Mark Manson, a prominent blogger, says that guys like me: timid, shy, will attract the emotionally unhealthy, very forward girls who will attempt to control me and treat me like a blank canvas for their grand dramas.  Manson says that a guy like me, will, in turn take to the girl like a fish to water, diving in head first to the girl’s meticulously choreographed soap opera because it satisfies my need to outwardly express all the anger and shame that I repress. Truer words were never written.

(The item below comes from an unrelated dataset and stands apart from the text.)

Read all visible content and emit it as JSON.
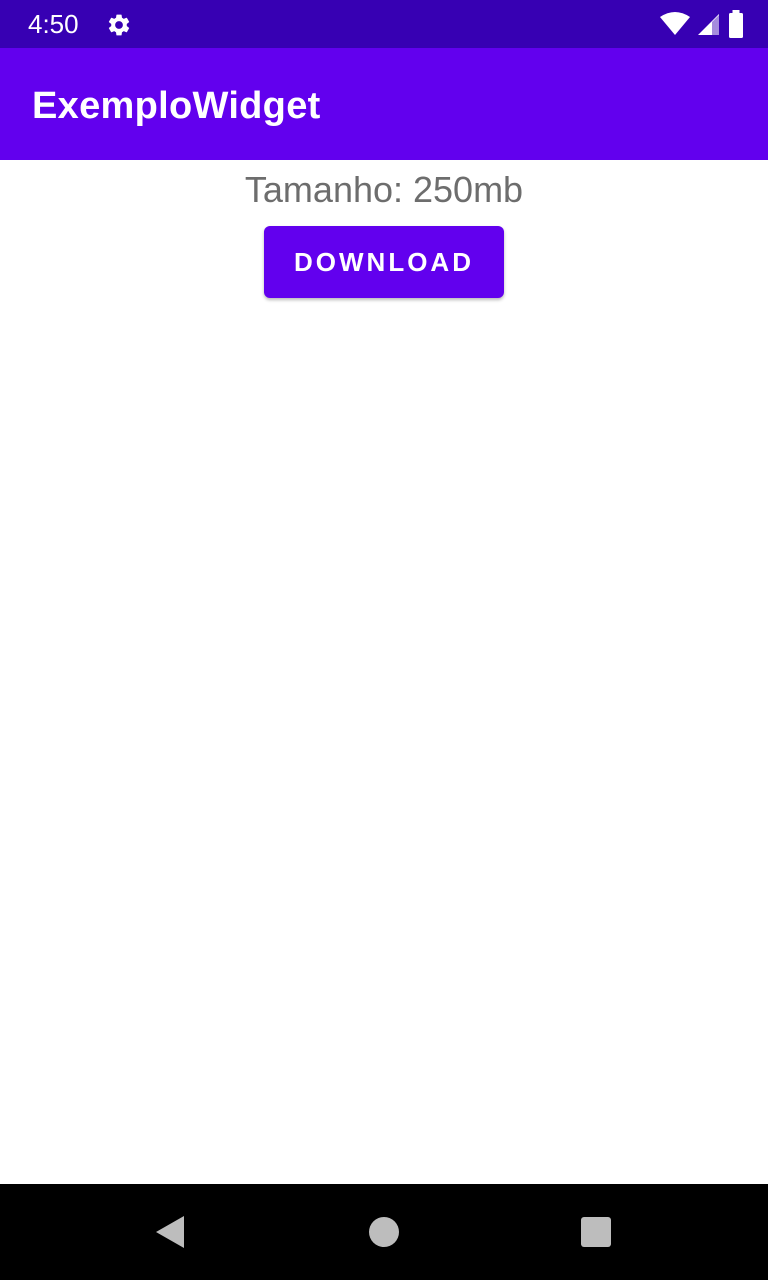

I’ve struck a peaceful accord (slouch toward apathy) with being celibate lately. I’m celibate but not abstinent.  Masturbation isn’t even that pleasurable for me anymore, its just some robotic necessity, my senses and arousal are dulled and tamed like a tiger in the zoo at this point.  I see it like this: I’m a soldier, I’ve had countless bombs explode next to me, right up close, I’ve seen gore and guts, and bodies dismantled in every possible way, guys heads blown off, bodies blown in half, burned alive (porn) so I can’t hear the sweet melodies of music anymore and some tame gunshots to the chest and excessive bleeding (sex); it just doesn’t do it for me anymore. (Read: Fans of The Walking Dead, you can take the analogy literally). To summarize my absurd and grotesque analogy of the battlefield to porn and sex I mean to say that…PORN DESENSITIZES and erodes the emotional intimacy of REAL sex in the REAL world.  There is a new fleet of androgynous man-boys permeating and diluting our population and not claiming our masculinity, not out there trying to get laid, but sitting in front of the screen, feeling more detached and numbed out afterwards.

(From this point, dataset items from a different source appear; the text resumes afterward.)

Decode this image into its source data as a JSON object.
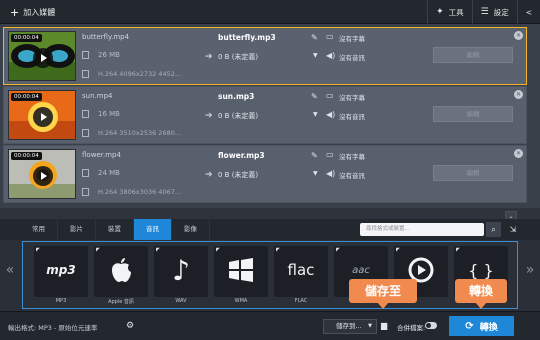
{
  "toolbar": {
    "add_media": "加入媒體",
    "tools": "工具",
    "settings": "設定"
  },
  "files": [
    {
      "duration": "00:00:04",
      "source_name": "butterfly.mp4",
      "source_size": "26 MB",
      "source_codec": "H.264 4096x2732 4452...",
      "output_name": "butterfly.mp3",
      "output_size": "0 B (未定義)",
      "subtitles": "沒有字幕",
      "audio": "沒有音訊",
      "edit": "編輯",
      "selected": true
    },
    {
      "duration": "00:00:04",
      "source_name": "sun.mp4",
      "source_size": "16 MB",
      "source_codec": "H.264 3510x2536 2680...",
      "output_name": "sun.mp3",
      "output_size": "0 B (未定義)",
      "subtitles": "沒有字幕",
      "audio": "沒有音訊",
      "edit": "編輯",
      "selected": false
    },
    {
      "duration": "00:00:04",
      "source_name": "flower.mp4",
      "source_size": "24 MB",
      "source_codec": "H.264 3806x3036 4067...",
      "output_name": "flower.mp3",
      "output_size": "0 B (未定義)",
      "subtitles": "沒有字幕",
      "audio": "沒有音訊",
      "edit": "編輯",
      "selected": false
    }
  ],
  "tabs": [
    "常用",
    "影片",
    "裝置",
    "音訊",
    "影像"
  ],
  "active_tab": "音訊",
  "search_placeholder": "尋找格式或裝置...",
  "presets": [
    {
      "label": "MP3",
      "logo": "mp3"
    },
    {
      "label": "Apple 音訊",
      "logo": ""
    },
    {
      "label": "WAV",
      "logo": "♪"
    },
    {
      "label": "WMA",
      "logo": ""
    },
    {
      "label": "FLAC",
      "logo": "flac"
    },
    {
      "label": "",
      "logo": "aac"
    },
    {
      "label": "",
      "logo": ""
    },
    {
      "label": "",
      "logo": "{ }"
    }
  ],
  "bottom": {
    "output_format": "輸出格式: MP3 - 原始位元速率",
    "save_to": "儲存到...",
    "merge_files": "合併檔案:",
    "convert": "轉換"
  },
  "callouts": {
    "save_to": "儲存至",
    "convert": "轉換"
  },
  "colors": {
    "accent": "#1e87d8",
    "selection": "#f1b52a",
    "callout": "#f08a4e"
  }
}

I include the below quote only to illustrate the point about 9-5 work and jobs as sustained distraction I discussed in my previous posts:

“There is no doubt that creative work is itself done under a compulsion often indistinguishable from a purely clinical obsession. In this sense, what we call a creative gift is merely the social license to be obsessed. And what we call “cultural routine” is a similar license: the proletariat demands the obsession of work in order to keep from going crazy. I used to wonder how people could stand the really demonic activity of working behind those hellish ranges in hotel kitchens, the frantic whirl of waiting on a dozen tables at one time, the madness of the travel agent’s office at the height of the tourist season, or the torture of working with a jack-hammer all day on a hot summer street. The answer is so simple that it eludes us: the craziness of these activities is exactly that of the human condition. They are “right” for us because the alternative is natural desperation. The daily madness of these jobs is a repeated vaccination against the madness of the asylum. Look at the joy and eagerness with which workers return from vacation to their compulsive routines. They plunge into their work with equanimity and lightheartedness because it drowns out something more ominous.”